Between installation of the DLTi in mid-February and late-July, the team became aware of only one crash involving an EB left turn vehicle at the site. The crash was associated with the left turn movements within the DLTi; however, the functioning of the DLTi was not a contributing factor. Rather, the main contributing factor was the permissive left turn movement and poor gap selection on the part of the left turn driver.

The team has received many comments on the DLTi through social media and other channels. A majority of the initial comments have been negative, along the lines of, “We do not understand the benefit,” “There was nothing wrong with this location,” and “Why can’t I use both turning lanes?” Some commenters claim to have been driving correctly in the left lane and have had to deal with violators in the right lane. Other commenters claiming to represent truck drivers and pedestrians have also expressed negative feelings. However, a number commenters have had generally positive comments; even some negative comments have been coupled with suggestions on how to make the operation better.

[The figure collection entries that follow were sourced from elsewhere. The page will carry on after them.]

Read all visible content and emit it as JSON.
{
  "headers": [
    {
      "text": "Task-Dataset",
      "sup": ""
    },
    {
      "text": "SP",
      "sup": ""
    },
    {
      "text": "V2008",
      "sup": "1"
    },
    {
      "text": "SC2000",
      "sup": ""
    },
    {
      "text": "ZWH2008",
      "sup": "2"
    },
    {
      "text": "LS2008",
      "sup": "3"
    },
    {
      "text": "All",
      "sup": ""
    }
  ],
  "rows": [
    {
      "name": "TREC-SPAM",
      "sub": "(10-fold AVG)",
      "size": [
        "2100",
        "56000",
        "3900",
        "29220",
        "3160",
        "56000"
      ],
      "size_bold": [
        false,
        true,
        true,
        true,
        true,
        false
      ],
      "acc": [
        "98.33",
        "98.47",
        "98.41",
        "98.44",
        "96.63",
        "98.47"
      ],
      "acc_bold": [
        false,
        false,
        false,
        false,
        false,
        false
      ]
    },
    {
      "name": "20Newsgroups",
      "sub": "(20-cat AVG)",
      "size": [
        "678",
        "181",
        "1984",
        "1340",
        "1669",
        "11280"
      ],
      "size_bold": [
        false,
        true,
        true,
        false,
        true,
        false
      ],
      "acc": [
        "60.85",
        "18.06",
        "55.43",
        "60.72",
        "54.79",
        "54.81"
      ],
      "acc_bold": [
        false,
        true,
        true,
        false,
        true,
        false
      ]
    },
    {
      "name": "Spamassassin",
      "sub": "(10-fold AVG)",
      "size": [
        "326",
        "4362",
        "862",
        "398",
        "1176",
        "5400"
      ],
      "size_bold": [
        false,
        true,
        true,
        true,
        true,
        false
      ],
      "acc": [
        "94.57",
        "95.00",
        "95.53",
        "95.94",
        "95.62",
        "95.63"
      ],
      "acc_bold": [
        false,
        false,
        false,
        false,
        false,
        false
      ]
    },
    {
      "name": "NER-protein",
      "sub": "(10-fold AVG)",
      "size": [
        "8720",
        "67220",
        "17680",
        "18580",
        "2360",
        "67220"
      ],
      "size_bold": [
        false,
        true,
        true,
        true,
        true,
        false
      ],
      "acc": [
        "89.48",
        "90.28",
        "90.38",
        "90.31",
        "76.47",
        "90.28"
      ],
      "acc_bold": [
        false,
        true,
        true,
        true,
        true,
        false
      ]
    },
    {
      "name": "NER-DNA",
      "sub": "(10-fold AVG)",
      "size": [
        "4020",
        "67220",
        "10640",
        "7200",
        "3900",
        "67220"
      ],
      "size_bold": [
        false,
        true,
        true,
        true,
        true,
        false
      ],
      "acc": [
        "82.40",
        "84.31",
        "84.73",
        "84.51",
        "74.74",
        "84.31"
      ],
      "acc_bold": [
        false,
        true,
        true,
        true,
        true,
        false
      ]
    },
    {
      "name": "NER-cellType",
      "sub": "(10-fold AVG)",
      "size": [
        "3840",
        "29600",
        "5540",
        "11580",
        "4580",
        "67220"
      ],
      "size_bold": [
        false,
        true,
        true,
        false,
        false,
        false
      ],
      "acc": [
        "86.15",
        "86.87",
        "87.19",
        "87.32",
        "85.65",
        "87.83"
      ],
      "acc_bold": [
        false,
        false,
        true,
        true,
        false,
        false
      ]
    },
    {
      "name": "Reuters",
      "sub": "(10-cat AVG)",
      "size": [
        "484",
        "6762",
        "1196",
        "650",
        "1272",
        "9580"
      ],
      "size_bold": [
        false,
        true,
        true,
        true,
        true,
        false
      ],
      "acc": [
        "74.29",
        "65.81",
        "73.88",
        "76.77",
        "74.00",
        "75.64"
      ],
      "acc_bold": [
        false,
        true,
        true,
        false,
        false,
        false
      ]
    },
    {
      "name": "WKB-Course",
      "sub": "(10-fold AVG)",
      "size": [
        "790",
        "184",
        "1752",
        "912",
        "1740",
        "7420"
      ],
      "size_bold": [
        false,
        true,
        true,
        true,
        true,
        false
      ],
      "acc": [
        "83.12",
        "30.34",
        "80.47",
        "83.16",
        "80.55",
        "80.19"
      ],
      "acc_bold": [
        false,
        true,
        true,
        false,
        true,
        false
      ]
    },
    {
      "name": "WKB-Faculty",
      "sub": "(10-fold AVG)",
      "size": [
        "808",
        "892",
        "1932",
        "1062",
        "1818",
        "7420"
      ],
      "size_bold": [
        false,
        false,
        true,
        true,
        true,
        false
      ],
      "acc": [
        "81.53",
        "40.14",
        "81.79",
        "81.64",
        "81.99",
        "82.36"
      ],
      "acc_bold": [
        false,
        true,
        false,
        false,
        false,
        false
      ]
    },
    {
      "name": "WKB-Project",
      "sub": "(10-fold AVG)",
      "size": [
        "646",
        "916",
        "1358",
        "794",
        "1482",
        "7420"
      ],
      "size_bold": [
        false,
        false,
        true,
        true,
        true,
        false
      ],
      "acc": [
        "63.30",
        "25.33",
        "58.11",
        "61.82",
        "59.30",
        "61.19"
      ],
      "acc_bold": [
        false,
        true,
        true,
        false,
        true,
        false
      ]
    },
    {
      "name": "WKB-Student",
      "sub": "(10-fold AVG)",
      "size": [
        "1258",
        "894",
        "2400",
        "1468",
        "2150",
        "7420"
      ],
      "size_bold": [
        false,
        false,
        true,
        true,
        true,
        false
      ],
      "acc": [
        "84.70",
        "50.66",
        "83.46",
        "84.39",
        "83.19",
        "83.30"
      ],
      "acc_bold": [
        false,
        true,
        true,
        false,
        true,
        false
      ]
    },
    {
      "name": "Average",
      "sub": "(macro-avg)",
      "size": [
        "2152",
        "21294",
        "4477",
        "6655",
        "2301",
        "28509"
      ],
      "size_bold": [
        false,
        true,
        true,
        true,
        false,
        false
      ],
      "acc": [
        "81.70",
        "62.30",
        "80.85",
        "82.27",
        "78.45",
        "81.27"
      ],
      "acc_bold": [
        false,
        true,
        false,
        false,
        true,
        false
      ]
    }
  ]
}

Of course, as with many traffic engineering initiatives, agencies rarely hear from the satisfied drivers, so team members are not overly concerned by either the amount or content of comments received in this case.

The main DLTi evaluation effort has been in a before-and-after comparison of the lane use in the EB left turn lanes. During the “before” count conducted in October 2019, used during the analysis reported in Table 1, the total EB left turn and u-turn demand was 3,179 vehicles during the 24-hour period. The lane utilization included approximately 37% of those vehicles using the leftmost left turn lane and 63% using the rightmost left turn lane. While a 24-hour vehicle count has not yet been conducted after DLTi installation (due to Covid-19), the team made a preliminary observation during midafternoon of a midweek in July 2020. During single lane operations we counted 33 non-compliant drivers using the rightmost lane out of 192 total vehicles counted using the two lanes, or 83% of vehicles using the leftmost left turn lane and 17% using the rightmost left turn lane, validating our anecdotal estimates of 85% compliance. In other words, based on these samples, almost 50% of the total volume of the two lanes has adjusted from using the rightmost lane to the leftmost lane with DLTi in place.

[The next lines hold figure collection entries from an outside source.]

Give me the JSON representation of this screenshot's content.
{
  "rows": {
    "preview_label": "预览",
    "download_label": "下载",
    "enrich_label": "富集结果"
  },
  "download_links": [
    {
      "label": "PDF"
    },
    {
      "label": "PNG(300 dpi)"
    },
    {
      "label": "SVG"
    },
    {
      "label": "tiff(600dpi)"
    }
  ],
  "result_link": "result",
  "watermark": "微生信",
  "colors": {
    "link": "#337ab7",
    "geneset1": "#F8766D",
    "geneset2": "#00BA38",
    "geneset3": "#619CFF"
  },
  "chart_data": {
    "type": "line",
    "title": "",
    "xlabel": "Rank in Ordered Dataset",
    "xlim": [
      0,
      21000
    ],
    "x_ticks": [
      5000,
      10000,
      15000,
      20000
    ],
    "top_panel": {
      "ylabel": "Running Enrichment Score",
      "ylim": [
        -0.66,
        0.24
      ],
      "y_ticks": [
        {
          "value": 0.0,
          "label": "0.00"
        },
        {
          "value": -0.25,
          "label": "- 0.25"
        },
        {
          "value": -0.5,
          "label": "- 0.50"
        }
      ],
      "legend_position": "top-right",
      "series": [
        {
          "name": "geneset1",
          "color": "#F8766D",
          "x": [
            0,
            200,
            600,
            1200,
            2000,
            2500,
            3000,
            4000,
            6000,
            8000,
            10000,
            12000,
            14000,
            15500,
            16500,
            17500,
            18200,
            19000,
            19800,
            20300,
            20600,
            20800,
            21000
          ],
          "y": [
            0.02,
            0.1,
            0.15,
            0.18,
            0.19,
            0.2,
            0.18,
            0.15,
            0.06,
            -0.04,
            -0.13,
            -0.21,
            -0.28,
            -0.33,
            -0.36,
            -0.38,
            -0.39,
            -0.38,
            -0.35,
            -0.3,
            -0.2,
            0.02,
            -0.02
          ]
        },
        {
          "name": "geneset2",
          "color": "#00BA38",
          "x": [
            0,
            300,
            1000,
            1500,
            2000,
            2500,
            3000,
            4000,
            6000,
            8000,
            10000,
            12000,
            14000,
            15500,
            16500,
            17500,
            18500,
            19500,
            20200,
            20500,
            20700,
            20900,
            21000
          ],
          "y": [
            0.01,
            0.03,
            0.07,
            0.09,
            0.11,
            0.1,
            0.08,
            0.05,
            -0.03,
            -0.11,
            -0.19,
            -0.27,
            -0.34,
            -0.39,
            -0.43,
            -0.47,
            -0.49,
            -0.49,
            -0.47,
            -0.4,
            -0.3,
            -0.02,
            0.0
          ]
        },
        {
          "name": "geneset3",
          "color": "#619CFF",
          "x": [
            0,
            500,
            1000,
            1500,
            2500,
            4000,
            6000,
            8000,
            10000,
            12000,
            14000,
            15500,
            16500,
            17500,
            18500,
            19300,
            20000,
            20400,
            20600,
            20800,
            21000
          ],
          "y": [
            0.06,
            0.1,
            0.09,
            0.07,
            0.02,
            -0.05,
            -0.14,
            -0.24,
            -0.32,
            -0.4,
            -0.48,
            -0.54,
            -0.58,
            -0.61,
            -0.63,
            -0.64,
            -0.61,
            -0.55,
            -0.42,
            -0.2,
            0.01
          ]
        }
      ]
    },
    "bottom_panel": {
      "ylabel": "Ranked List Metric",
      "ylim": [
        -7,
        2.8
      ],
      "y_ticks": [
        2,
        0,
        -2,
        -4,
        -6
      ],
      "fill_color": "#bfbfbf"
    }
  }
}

During that July 2020 data collection, we set up a series of video cameras to observe driver behavior from multiple perspectives under single lane protected-permissive conditions. Of the 33 non-compliant drivers using the rightmost lane, 10 made a downstream right-turn into the shopping center driveway past the intersection and likely used the rightmost lane to preposition in advance of the right turn, but the other 23 continued down the arterial past the shopping center. Twenty-eight of the 33 non-compliant drivers made the left turn at their first opportunity in conjunction with the left-turning vehicles in the leftmost lane, either taking an adequate gap during the permissive phase or waiting for the lagging protected phase. The other five vehicles hesitated from the rightmost lane, skipping an adequate gap during the permissive phase, eventually turning left during the succeeding protected phase. Vehicles in both lanes stayed in their respective lane during the left turn, not crossing the white solid line painted in the intersection. Slightly more than half of the 33 vehicles entered the rightmost lane when another vehicle was already present in that lane, resulting in numerous cycles with multiple non-compliant vehicles. Six of the 33 vehicles were late entries into the rightmost lane from the through lane and may have missed the pavement markings directing the vehicles into the left lane at the upstream taper.